Labor Secretary Marty Walsh recently spoke on The Department of Labors registered apprenticeship programs and how he believes these programs can help to fill gaps,

“Walsh believes the new apprenticeship program meets this pandemic-era labor market moment by helping provide federal funding to workers looking to change industries. “That is the intention, and we have to meet that moment.
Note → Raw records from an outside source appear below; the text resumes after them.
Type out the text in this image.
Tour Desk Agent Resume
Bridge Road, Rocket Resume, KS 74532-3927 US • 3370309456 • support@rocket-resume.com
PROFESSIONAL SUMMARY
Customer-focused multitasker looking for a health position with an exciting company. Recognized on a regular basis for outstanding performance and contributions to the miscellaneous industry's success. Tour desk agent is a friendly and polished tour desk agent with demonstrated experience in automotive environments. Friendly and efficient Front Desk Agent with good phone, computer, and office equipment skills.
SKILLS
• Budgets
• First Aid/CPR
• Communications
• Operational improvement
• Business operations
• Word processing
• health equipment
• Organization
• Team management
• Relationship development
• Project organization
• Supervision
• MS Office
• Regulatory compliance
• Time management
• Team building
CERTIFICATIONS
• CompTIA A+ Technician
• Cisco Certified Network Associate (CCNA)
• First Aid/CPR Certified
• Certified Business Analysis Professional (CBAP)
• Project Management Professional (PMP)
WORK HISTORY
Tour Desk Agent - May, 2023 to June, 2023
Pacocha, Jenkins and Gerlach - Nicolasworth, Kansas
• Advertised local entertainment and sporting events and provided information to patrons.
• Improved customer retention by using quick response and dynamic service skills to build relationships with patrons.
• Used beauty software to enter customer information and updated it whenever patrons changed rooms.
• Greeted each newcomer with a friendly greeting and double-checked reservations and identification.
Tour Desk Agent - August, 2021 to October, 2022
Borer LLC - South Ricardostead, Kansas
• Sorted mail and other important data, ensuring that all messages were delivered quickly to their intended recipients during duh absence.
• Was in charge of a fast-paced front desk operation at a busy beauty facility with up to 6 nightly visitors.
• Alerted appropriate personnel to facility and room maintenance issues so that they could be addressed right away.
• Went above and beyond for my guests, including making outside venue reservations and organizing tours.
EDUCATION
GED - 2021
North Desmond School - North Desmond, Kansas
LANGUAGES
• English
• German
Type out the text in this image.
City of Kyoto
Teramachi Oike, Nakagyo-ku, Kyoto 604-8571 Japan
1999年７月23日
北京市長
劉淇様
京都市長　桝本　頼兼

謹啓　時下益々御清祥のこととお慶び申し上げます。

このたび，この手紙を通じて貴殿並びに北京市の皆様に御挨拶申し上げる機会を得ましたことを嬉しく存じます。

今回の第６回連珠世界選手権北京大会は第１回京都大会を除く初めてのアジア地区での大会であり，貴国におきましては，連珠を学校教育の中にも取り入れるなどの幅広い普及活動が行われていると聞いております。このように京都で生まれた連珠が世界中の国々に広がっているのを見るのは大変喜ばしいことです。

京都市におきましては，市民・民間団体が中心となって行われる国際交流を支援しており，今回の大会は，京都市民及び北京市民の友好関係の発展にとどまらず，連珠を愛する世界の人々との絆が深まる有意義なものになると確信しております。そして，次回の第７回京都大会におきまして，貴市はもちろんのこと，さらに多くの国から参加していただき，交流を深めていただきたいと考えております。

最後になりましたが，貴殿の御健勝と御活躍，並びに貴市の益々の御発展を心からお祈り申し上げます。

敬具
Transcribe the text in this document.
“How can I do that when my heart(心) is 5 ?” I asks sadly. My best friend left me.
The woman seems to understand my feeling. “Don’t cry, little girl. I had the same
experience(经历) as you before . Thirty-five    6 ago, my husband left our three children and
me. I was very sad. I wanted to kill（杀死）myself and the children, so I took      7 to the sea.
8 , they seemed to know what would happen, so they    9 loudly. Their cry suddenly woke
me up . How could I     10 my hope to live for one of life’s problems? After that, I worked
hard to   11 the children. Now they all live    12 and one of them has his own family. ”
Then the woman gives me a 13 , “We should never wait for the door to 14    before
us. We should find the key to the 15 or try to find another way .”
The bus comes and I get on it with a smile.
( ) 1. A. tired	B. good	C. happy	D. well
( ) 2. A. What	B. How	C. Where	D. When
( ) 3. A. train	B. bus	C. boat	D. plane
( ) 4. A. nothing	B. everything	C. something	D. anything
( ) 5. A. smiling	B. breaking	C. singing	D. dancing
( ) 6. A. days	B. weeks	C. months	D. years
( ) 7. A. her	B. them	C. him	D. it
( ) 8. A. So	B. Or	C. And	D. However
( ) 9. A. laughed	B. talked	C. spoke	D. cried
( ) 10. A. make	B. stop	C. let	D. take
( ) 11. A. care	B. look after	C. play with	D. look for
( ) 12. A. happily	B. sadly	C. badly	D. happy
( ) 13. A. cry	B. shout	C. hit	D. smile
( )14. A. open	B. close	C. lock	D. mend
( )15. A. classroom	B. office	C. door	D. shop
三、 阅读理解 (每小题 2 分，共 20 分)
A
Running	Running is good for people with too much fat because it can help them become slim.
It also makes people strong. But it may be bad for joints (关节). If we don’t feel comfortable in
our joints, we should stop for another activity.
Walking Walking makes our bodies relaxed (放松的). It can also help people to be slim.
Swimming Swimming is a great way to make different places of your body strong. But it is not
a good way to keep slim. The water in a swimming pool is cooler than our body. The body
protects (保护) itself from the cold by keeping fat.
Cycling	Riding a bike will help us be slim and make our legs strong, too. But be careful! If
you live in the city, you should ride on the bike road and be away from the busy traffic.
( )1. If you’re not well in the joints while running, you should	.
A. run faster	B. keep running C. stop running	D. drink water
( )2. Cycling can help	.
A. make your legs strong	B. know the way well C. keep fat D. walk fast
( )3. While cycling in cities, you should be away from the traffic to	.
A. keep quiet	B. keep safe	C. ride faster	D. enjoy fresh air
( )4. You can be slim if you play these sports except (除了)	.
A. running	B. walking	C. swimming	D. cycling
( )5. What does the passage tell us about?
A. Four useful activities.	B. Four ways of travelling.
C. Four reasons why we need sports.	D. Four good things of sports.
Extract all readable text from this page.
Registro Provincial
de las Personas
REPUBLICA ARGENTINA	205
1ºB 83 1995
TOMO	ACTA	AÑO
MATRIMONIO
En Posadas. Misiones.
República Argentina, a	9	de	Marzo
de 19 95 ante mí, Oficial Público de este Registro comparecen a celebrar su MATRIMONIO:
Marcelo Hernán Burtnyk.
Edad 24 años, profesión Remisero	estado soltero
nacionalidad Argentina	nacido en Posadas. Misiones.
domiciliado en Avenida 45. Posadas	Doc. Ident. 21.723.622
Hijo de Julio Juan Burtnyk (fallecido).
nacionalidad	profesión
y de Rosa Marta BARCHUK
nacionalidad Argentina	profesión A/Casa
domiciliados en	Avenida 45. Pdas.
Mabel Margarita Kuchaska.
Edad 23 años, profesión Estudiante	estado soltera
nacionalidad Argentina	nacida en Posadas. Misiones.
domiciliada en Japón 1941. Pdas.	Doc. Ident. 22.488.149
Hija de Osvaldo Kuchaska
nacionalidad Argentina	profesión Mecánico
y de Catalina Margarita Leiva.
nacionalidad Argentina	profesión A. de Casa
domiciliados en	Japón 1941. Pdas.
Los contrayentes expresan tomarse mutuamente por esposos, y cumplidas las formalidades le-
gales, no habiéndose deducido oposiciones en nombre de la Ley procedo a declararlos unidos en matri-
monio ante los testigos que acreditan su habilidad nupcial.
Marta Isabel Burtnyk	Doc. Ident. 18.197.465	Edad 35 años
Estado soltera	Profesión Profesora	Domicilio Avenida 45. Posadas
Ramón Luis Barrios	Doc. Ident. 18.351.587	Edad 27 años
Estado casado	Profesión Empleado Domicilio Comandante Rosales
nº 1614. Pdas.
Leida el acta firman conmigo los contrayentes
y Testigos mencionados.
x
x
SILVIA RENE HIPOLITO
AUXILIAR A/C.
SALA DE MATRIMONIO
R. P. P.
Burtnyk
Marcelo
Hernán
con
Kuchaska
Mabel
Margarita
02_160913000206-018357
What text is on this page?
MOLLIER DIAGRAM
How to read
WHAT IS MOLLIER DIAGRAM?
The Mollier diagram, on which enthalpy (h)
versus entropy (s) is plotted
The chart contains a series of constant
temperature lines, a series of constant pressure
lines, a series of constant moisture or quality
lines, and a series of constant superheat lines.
I think it is important for us to train people and skill them up to be able to get into these new emerging industries, whether it is manufacturing, or IT, or cybersecurity, different areas of employment,” he said. When the pandemic started triggering mass layoffs, analysts began to dub the depression-era unemployment levels as a “Shecession,” because women were facing the brunt of the job losses. Unlike the Great Recession that hit male-dominated industries like housing, construction, and manufacturing, COVID-related layoffs were concentrated in sectors with higher women representation, like restaurants, hotels, and hospitality.

 

Keeping all of this in mind many companies are now turning to apprenticeship programs as a viable solution to this ongoing issue and hope that the apprenticeship model can be adapted to this increasingly digital era. The U.S. Government had foreseen this potential uptick and in February passed the National Apprenticeship Act of 2021 focused on funding for apprenticeship programs across the country allocating more than $3.5 billion over a five-year span to the effort. Apprenticeship program supporters are hoping that these initiatives will help to solve a plethora of problems from increasing the diversity of their workforce to retaining these workers for the future of their business. The exchange between apprentice and employer is mutually beneficial and can only help improve our economy moving forward.